Investing.com - Oil prices pulled back from the day’s lows on Wednesday after data showing a smaller than expected build in U.S. crude stockpiles last week.
Crude oil for June delivery on the New York Mercantile Exchange was last down 50 cents, or 1.08% at $42.12 a barrel at 1032 ET, from $41.51 ahead of the data.
Global benchmark Brent was down 38 cents or 0.93% to $43.60 on the ICE Futures Europe exchange from $43.15 earlier.
The Energy Information Administration reported that U.S. crude inventories increased by 2.08 million barrels in the latest week, bringing total crude stocks to 538.6 million barrels.
Analysts had expected a storage build of 2.4 million barrels.
Total motor gasoline inventories decreased by 0.1 million barrels last week, the EIA said, while distillate fuel inventories decreased by 3.6 million barrels.
Crude production also continued to decline, falling to an average 8.95 million barrelsper day from 8.98 million in the prior week.

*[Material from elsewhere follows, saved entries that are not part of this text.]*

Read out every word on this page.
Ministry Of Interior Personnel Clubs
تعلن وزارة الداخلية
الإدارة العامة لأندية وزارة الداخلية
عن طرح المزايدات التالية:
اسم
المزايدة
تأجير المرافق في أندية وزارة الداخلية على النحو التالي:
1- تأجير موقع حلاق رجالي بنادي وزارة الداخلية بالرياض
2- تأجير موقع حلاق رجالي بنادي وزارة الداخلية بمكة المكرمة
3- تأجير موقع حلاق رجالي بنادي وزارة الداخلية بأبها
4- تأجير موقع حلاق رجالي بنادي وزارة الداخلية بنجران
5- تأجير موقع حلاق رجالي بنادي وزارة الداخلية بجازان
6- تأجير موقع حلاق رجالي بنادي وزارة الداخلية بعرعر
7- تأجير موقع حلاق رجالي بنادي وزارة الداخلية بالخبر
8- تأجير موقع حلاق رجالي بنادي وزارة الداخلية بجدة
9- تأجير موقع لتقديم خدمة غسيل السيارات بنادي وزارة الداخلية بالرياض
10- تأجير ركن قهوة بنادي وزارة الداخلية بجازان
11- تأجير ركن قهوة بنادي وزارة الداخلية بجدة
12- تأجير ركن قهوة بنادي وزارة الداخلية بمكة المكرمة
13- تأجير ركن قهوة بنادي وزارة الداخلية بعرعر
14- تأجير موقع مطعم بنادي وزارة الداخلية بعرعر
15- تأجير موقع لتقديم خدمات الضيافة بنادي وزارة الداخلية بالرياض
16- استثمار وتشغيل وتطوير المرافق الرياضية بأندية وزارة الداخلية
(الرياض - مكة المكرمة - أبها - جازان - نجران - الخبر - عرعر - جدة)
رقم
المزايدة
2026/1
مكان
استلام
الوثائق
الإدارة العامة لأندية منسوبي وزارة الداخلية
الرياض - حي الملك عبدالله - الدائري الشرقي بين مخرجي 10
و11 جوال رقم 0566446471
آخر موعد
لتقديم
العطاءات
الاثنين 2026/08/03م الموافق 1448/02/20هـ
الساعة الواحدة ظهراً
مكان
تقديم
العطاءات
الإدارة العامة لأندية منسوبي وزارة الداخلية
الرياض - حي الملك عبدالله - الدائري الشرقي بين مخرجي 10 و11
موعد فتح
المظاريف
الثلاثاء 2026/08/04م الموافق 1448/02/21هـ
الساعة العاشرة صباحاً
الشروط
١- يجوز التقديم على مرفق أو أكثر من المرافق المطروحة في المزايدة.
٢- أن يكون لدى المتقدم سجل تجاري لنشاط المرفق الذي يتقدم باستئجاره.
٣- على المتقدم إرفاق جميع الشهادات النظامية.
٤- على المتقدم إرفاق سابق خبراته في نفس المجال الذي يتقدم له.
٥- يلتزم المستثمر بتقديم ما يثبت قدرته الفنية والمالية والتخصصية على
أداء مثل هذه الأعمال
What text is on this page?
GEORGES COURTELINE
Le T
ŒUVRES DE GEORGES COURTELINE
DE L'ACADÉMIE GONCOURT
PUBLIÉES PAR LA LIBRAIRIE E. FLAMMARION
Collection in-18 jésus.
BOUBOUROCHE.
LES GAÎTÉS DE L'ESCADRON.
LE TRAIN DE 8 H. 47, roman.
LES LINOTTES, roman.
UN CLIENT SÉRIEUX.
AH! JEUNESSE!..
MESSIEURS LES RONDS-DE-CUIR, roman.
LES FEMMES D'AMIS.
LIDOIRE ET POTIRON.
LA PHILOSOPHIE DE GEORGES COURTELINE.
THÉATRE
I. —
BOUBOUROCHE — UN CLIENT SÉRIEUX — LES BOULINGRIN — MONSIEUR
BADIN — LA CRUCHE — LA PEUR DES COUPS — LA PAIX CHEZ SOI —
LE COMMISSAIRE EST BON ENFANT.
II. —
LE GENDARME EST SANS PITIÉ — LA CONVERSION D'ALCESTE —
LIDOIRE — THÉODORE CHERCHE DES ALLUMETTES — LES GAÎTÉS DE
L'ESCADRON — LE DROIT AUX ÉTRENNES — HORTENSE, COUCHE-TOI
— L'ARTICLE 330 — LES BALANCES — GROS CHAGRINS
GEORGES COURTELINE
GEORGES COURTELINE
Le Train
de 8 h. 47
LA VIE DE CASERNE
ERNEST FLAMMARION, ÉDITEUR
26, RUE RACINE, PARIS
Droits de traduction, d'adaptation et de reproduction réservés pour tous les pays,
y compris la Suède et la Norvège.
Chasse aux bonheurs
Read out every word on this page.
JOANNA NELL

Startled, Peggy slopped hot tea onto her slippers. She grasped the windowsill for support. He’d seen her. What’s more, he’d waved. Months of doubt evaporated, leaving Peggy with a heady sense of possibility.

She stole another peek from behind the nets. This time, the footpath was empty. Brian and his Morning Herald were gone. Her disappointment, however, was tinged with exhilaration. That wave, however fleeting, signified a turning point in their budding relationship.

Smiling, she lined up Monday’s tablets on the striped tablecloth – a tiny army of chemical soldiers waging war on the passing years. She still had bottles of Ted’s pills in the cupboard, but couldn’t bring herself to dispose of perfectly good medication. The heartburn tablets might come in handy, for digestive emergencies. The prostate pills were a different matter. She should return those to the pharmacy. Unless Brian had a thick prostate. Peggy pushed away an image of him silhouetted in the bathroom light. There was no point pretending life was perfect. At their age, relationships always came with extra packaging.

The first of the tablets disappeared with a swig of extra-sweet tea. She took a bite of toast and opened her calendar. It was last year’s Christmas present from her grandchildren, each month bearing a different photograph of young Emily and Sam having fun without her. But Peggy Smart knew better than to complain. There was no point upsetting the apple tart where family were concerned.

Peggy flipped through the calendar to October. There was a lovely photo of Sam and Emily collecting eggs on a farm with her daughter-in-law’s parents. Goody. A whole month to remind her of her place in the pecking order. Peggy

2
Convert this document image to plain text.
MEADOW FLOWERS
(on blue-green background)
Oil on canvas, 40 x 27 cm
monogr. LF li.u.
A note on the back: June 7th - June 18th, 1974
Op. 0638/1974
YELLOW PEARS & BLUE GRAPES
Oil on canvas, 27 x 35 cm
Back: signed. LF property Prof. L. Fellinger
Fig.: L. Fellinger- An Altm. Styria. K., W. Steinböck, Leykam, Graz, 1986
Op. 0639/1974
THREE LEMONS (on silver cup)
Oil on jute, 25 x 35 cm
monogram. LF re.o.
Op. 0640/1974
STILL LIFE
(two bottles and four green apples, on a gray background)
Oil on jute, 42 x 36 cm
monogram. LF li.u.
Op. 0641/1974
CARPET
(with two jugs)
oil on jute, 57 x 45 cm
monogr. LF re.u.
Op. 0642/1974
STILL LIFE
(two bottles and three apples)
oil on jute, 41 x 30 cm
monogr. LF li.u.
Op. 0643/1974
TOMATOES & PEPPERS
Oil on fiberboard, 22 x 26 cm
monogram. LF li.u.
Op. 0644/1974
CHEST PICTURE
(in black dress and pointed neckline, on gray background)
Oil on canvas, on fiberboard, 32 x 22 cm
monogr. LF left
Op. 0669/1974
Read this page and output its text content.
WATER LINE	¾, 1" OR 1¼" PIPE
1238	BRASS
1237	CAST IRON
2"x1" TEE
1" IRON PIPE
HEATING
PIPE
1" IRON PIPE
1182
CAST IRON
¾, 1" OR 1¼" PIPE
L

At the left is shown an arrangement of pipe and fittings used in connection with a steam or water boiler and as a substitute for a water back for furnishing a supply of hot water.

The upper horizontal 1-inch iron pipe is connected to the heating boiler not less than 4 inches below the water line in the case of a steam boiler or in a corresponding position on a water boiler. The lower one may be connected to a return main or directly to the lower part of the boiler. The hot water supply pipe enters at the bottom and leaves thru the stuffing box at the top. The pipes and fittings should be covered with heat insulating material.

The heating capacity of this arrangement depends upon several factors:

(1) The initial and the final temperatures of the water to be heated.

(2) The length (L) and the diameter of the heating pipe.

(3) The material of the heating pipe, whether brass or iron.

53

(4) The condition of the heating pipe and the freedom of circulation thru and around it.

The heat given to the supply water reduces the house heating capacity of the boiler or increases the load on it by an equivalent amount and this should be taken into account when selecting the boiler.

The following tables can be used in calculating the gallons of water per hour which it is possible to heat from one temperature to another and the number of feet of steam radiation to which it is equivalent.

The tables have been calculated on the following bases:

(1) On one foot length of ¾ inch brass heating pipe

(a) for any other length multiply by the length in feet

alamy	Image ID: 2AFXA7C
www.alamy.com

Production has now fallen in 11 out of the past 12 weeks as low prices continue to erode shale output.
The figures came a day after industry group the American Petroleum Institute said U.S. crude stocks rose by 3.1 million barrels to 539.5 million last week, against expectations of a 1.6 million barrel increase.
Oil prices tumbled earlier Wednesday as a three day strike by Kuwaiti workers ended, with traders anticipating that the country’s production levels will quickly return to normal.
The nationwide strike in Kuwait removed 1.3 million barrels a day from the market and helped prop up oil prices after major producers failed to agree on an output freeze at weekend talks in Doha.
The end of the strike saw concerns about a global supply overhang return to the forefront.
Talks between major producers on Sunday ended without an agreement on a production freeze intended to rein in ballooning overproduction that has seen prices sink from levels as high as $115 hit in mid-2014.
The talks collapsed after Saudi Arabia demanded that OPEC member Iran also join the agreement to cap its output.
Iran has said it will not participate in a production freeze until its output levels return to where they were before international sanctions were imposed over its nuclear program.